Once a rural farming community with slow-pace life, the arrival of railways in the 19th century attracted mass migration and has turned this area into a shopping capital. Fast forward to a century, the community of Brixton was reborn into a multicultural melting pot and is home to diverse population. The area is now as famous for its cultural scene and nightlife as its reputation for being a one-off shopping destination and a food-lover’s paradise for locally-sourced delicacies.
Life in Brixton
Living in this multicultural city offers residents incredible variety that goes for everything. From entertainment, restaurants, shopping, markets, and cultural attractions, Brixton has it all.
Beyond its spectacular shopping street and entertainment options, Brixton offers plenty of low-cost entertainment for all ages. Residents who wants to get away from the hustle and bustle of the city can find an ideal spot to exercise and get some fresh air in the community’s 125-acre park.
Getting around the area is also a breeze thanks to its underground station that offers illusive seat even during rush hours. Commuters can visit nearby areas like Kennington, Herne Hill, Westminster, and Clapham through several routes that are easily accessible.
Best Places To Visit
Hidden along a residential street is a well-maintained windmill from the 18th century, which served as a lovely reminder of London’s history. Ashby’s Mill. or often referred to as Brixton Windmill, was built in 1816 at Surrey countryside where it was used as a storehouse, and later supplied wholemeal flour to many of the top restaurants and hotels in the area.

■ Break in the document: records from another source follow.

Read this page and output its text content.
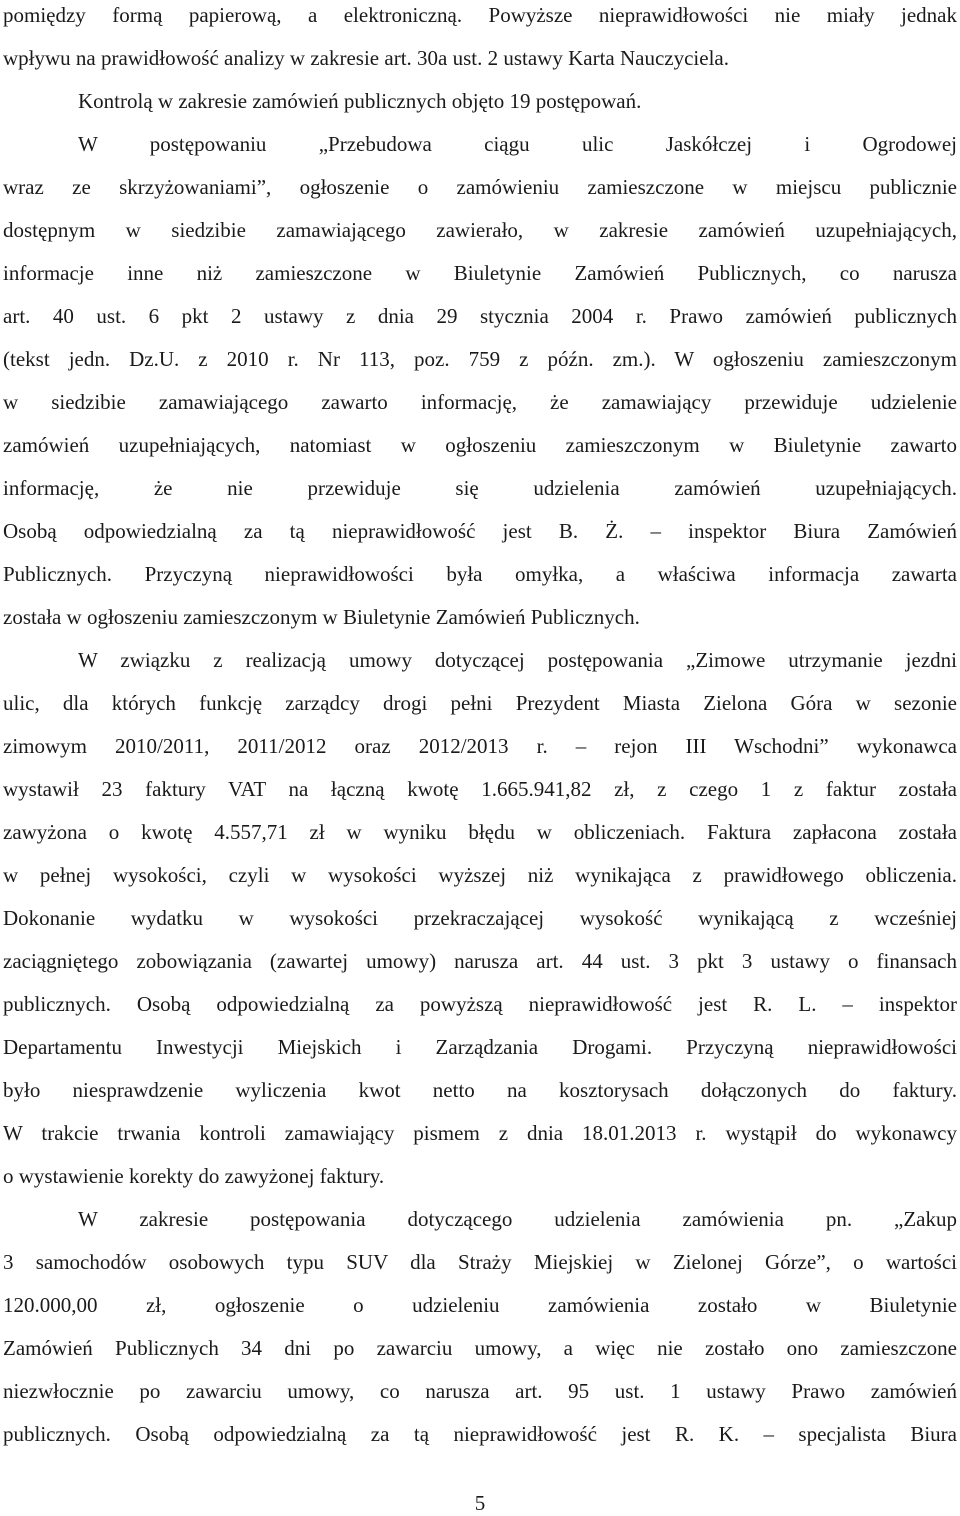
pomiędzy formą papierową, a elektroniczną. Powyższe nieprawidłowości nie miały jednak
wpływu na prawidłowość analizy w zakresie art. 30a ust. 2 ustawy Karta Nauczyciela.
Kontrolą w zakresie zamówień publicznych objęto 19 postępowań.
W postępowaniu „Przebudowa ciągu ulic Jaskółczej i Ogrodowej
wraz ze skrzyżowaniami”, ogłoszenie o zamówieniu zamieszczone w miejscu publicznie
dostępnym w siedzibie zamawiającego zawierało, w zakresie zamówień uzupełniających,
informacje inne niż zamieszczone w Biuletynie Zamówień Publicznych, co narusza
art. 40 ust. 6 pkt 2 ustawy z dnia 29 stycznia 2004 r. Prawo zamówień publicznych
(tekst jedn. Dz.U. z 2010 r. Nr 113, poz. 759 z późn. zm.). W ogłoszeniu zamieszczonym
w siedzibie zamawiającego zawarto informację, że zamawiający przewiduje udzielenie
zamówień uzupełniających, natomiast w ogłoszeniu zamieszczonym w Biuletynie zawarto
informację, że nie przewiduje się udzielenia zamówień uzupełniających.
Osobą odpowiedzialną za tą nieprawidłowość jest B. Ż. – inspektor Biura Zamówień
Publicznych. Przyczyną nieprawidłowości była omyłka, a właściwa informacja zawarta
została w ogłoszeniu zamieszczonym w Biuletynie Zamówień Publicznych.
W związku z realizacją umowy dotyczącej postępowania „Zimowe utrzymanie jezdni
ulic, dla których funkcję zarządcy drogi pełni Prezydent Miasta Zielona Góra w sezonie
zimowym 2010/2011, 2011/2012 oraz 2012/2013 r. – rejon III Wschodni” wykonawca
wystawił 23 faktury VAT na łączną kwotę 1.665.941,82 zł, z czego 1 z faktur została
zawyżona o kwotę 4.557,71 zł w wyniku błędu w obliczeniach. Faktura zapłacona została
w pełnej wysokości, czyli w wysokości wyższej niż wynikająca z prawidłowego obliczenia.
Dokonanie wydatku w wysokości przekraczającej wysokość wynikającą z wcześniej
zaciągniętego zobowiązania (zawartej umowy) narusza art. 44 ust. 3 pkt 3 ustawy o finansach
publicznych. Osobą odpowiedzialną za powyższą nieprawidłowość jest R. L. – inspektor
Departamentu Inwestycji Miejskich i Zarządzania Drogami. Przyczyną nieprawidłowości
było niesprawdzenie wyliczenia kwot netto na kosztorysach dołączonych do faktury.
W trakcie trwania kontroli zamawiający pismem z dnia 18.01.2013 r. wystąpił do wykonawcy
o wystawienie korekty do zawyżonej faktury.
W zakresie postępowania dotyczącego udzielenia zamówienia pn. „Zakup
3 samochodów osobowych typu SUV dla Straży Miejskiej w Zielonej Górze”, o wartości
120.000,00 zł, ogłoszenie o udzieleniu zamówienia zostało w Biuletynie
Zamówień Publicznych 34 dni po zawarciu umowy, a więc nie zostało ono zamieszczone
niezwłocznie po zawarciu umowy, co narusza art. 95 ust. 1 ustawy Prawo zamówień
publicznych. Osobą odpowiedzialną za tą nieprawidłowość jest R. K. – specjalista Biura
5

Another popular attraction to visit is the Brixton Murals. Their famous murals feature a series of wall murals by local artists after the 1981 riot. A vast majority of these symbolic murals portray social context, political climate, and ideas that bring cultures together in the wake of the Brixton uprising. During its modern day revival, three murals were added from the original mural from 30 years ago.

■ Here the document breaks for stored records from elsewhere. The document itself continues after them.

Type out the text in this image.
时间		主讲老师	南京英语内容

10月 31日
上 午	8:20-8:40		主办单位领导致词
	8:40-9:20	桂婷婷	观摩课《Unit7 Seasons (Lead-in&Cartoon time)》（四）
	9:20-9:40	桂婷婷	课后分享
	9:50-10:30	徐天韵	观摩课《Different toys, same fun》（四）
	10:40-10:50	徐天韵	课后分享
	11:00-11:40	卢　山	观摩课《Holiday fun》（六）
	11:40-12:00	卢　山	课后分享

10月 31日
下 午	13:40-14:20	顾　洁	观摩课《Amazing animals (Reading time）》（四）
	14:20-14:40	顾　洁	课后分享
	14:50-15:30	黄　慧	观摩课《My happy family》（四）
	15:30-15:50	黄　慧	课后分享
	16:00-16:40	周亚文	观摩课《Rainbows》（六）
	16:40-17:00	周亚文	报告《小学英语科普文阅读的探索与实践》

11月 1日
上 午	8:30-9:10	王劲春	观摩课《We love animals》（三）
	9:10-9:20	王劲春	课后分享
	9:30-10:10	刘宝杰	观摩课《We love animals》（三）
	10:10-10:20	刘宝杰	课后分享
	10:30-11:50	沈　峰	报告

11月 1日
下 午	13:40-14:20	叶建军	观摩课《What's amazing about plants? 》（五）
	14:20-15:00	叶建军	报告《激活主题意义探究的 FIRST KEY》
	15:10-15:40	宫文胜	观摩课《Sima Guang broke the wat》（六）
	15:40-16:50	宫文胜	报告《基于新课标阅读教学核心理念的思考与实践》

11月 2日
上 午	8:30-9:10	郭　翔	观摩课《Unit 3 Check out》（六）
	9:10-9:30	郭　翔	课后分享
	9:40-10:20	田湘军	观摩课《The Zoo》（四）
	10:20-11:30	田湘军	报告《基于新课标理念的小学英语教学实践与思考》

Up until this day, these heritage site continues to be an important centre of mural production for the local community. So if you fancy a walk where you can take in some street artwork, then you might want to consider venturing these stunning murals further afield. Other notable local trademarks include Windrush Square, Ritzy Cinema, Stockwell Skate Park, and so on.
Through the years, Brixton generates the biggest buzz in the south with its visual feast of cultural sceneries, amazing music, and top-notch cuisine. A truly eclectic epicurean experience, this diverse London neighborhood grows on you more with every repeat visit.